Cambrian House is a new software company getting a little buzz these days for its paid open-source community built on the idea of "crowdsourcing.'' The company is turning to outsiders (the "crowd'') for ideas. They submit the ideas, rank each other's ideas and help build them. Cambrian markets and sells the ideas, and contributors get royalties based on their level contributions.

There are lots of questions, not the least of which is whether the royalties could ever amount to anything meaningful or worthwhile for contributors. So far, ideas range from self-destrucuting credit cards to Citysearch-like portals.

Meanwhile, Mozilla is making available a developer release of Firefox 2 today. It's for testing purposes. "Current users of Mozilla Firefox 1.x should not use Firefox 2 Beta 1,'' the company says.

New features include built-in phishing protection and better support for viewing RSS feeds.
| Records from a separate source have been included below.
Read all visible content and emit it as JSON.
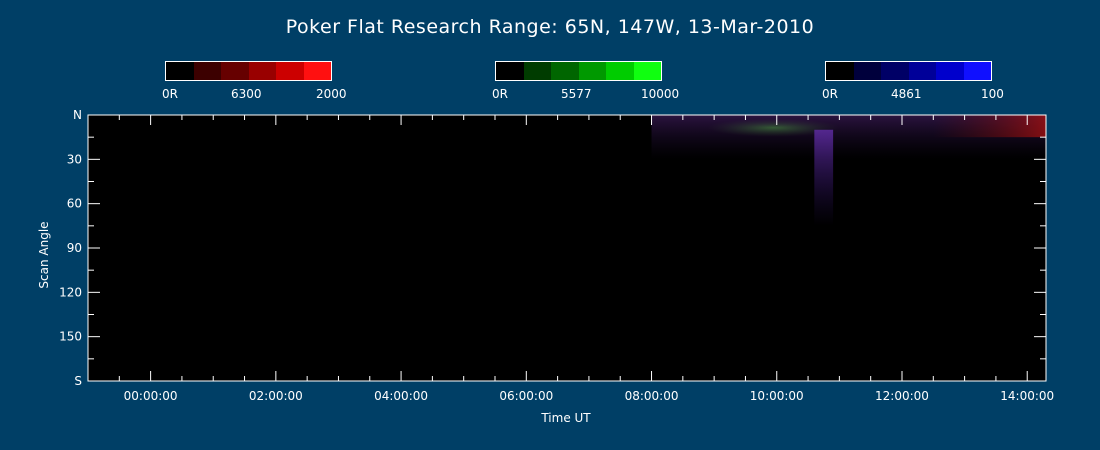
{
  "title": "Poker Flat Research Range: 65N, 147W, 13-Mar-2010",
  "colorbars": [
    {
      "min_label": "0R",
      "mid_label": "6300",
      "max_label": "2000",
      "colors": [
        "#000000",
        "#3c0000",
        "#660000",
        "#990000",
        "#cc0000",
        "#ff1010"
      ]
    },
    {
      "min_label": "0R",
      "mid_label": "5577",
      "max_label": "10000",
      "colors": [
        "#000000",
        "#003c00",
        "#006600",
        "#009900",
        "#00cc00",
        "#10ff10"
      ]
    },
    {
      "min_label": "0R",
      "mid_label": "4861",
      "max_label": "100",
      "colors": [
        "#000000",
        "#00003c",
        "#000066",
        "#000099",
        "#0000cc",
        "#1010ff"
      ]
    }
  ],
  "chart_data": {
    "type": "heatmap",
    "title": "Poker Flat Research Range: 65N, 147W, 13-Mar-2010",
    "xlabel": "Time UT",
    "ylabel": "Scan Angle",
    "x_tick_labels": [
      "00:00:00",
      "02:00:00",
      "04:00:00",
      "06:00:00",
      "08:00:00",
      "10:00:00",
      "12:00:00",
      "14:00:00"
    ],
    "x_ticks_hours": [
      0,
      2,
      4,
      6,
      8,
      10,
      12,
      14
    ],
    "xlim_hours": [
      -1.0,
      14.3
    ],
    "y_tick_labels": [
      "N",
      "30",
      "60",
      "90",
      "120",
      "150",
      "S"
    ],
    "y_ticks": [
      0,
      30,
      60,
      90,
      120,
      150,
      180
    ],
    "ylim": [
      0,
      180
    ],
    "channels": [
      "6300",
      "5577",
      "4861"
    ],
    "features": [
      {
        "channel": "5577",
        "hours": [
          8.9,
          11.0
        ],
        "angle": [
          5,
          12
        ],
        "note": "green arc near north"
      },
      {
        "channel": "4861",
        "hours": [
          8.0,
          14.3
        ],
        "angle": [
          0,
          30
        ],
        "note": "purple diffuse band"
      },
      {
        "channel": "4861",
        "hours": [
          10.6,
          10.9
        ],
        "angle": [
          10,
          75
        ],
        "note": "blue spike"
      },
      {
        "channel": "6300",
        "hours": [
          12.5,
          14.3
        ],
        "angle": [
          0,
          15
        ],
        "note": "red glow"
      }
    ]
  }
}
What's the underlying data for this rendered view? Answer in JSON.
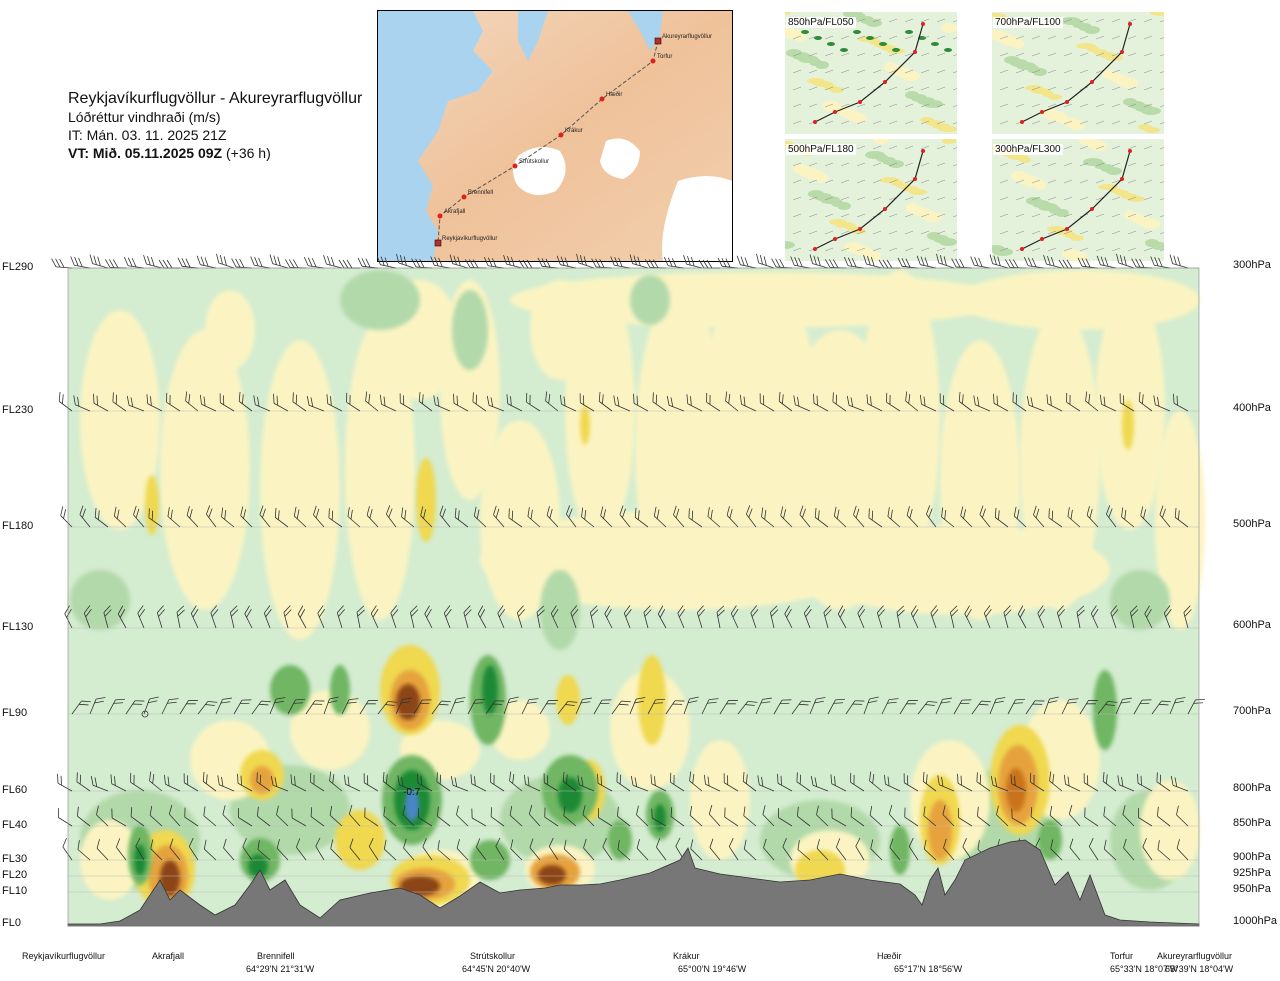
{
  "header": {
    "route": "Reykjavíkurflugvöllur - Akureyrarflugvöllur",
    "subtitle": "Lóðréttur vindhraði (m/s)",
    "it": "IT: Mán. 03. 11. 2025 21Z",
    "vt_bold": "VT: Mið. 05.11.2025 09Z",
    "vt_rest": " (+36 h)"
  },
  "route_map": {
    "points": [
      {
        "name": "Akureyrarflugvöllur"
      },
      {
        "name": "Torfur"
      },
      {
        "name": "Hæðir"
      },
      {
        "name": "Krákur"
      },
      {
        "name": "Strútskollur"
      },
      {
        "name": "Brennifell"
      },
      {
        "name": "Akrafjall"
      },
      {
        "name": "Reykjavíkurflugvöllur"
      }
    ]
  },
  "mini_maps": [
    {
      "label": "850hPa/FL050"
    },
    {
      "label": "700hPa/FL100"
    },
    {
      "label": "500hPa/FL180"
    },
    {
      "label": "300hPa/FL300"
    }
  ],
  "chart_data": {
    "type": "heatmap",
    "title": "Lóðréttur vindhraði (m/s)",
    "levels_left": [
      "FL290",
      "FL230",
      "FL180",
      "FL130",
      "FL90",
      "FL60",
      "FL40",
      "FL30",
      "FL20",
      "FL10",
      "FL0"
    ],
    "levels_right": [
      "300hPa",
      "400hPa",
      "500hPa",
      "600hPa",
      "700hPa",
      "800hPa",
      "850hPa",
      "900hPa",
      "925hPa",
      "950hPa",
      "1000hPa"
    ],
    "colors": {
      "pale_green": "#d4ecd0",
      "light_green": "#b2d9aa",
      "mid_green": "#6fb663",
      "dark_green": "#1f8a34",
      "blue": "#4a86c8",
      "pale_yellow": "#fbf4c2",
      "yellow": "#f0d850",
      "orange": "#e6a33c",
      "brown": "#8c4513",
      "terrain": "#777777"
    },
    "annotation": "-0.7",
    "locations": [
      {
        "name": "Reykjavíkurflugvöllur",
        "coord": ""
      },
      {
        "name": "Akrafjall",
        "coord": ""
      },
      {
        "name": "Brennifell",
        "coord": "64°29'N 21°31'W"
      },
      {
        "name": "Strútskollur",
        "coord": "64°45'N 20°40'W"
      },
      {
        "name": "Krákur",
        "coord": "65°00'N 19°46'W"
      },
      {
        "name": "Hæðir",
        "coord": "65°17'N 18°56'W"
      },
      {
        "name": "Torfur",
        "coord": "65°33'N 18°07'W"
      },
      {
        "name": "Akureyrarflugvöllur",
        "coord": "65°39'N 18°04'W"
      }
    ]
  }
}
Also, Firefox will now resume your browsing session if your computer loses power or Firefox crashes.

From our pespective, this release can't come soon enough. As much as we like Firefox (on both the Mac and PC), it's been annoyingly crash-prone. Word is that the new version is more reliable.

Finally, Mashup Camp is underway at the Computer History Museum in Mountain View. It's an unconference, meaning the attendees themselves will define the agenda. We can't make it, so if anyone wants to report in on what's happening in the comments, we're all ears.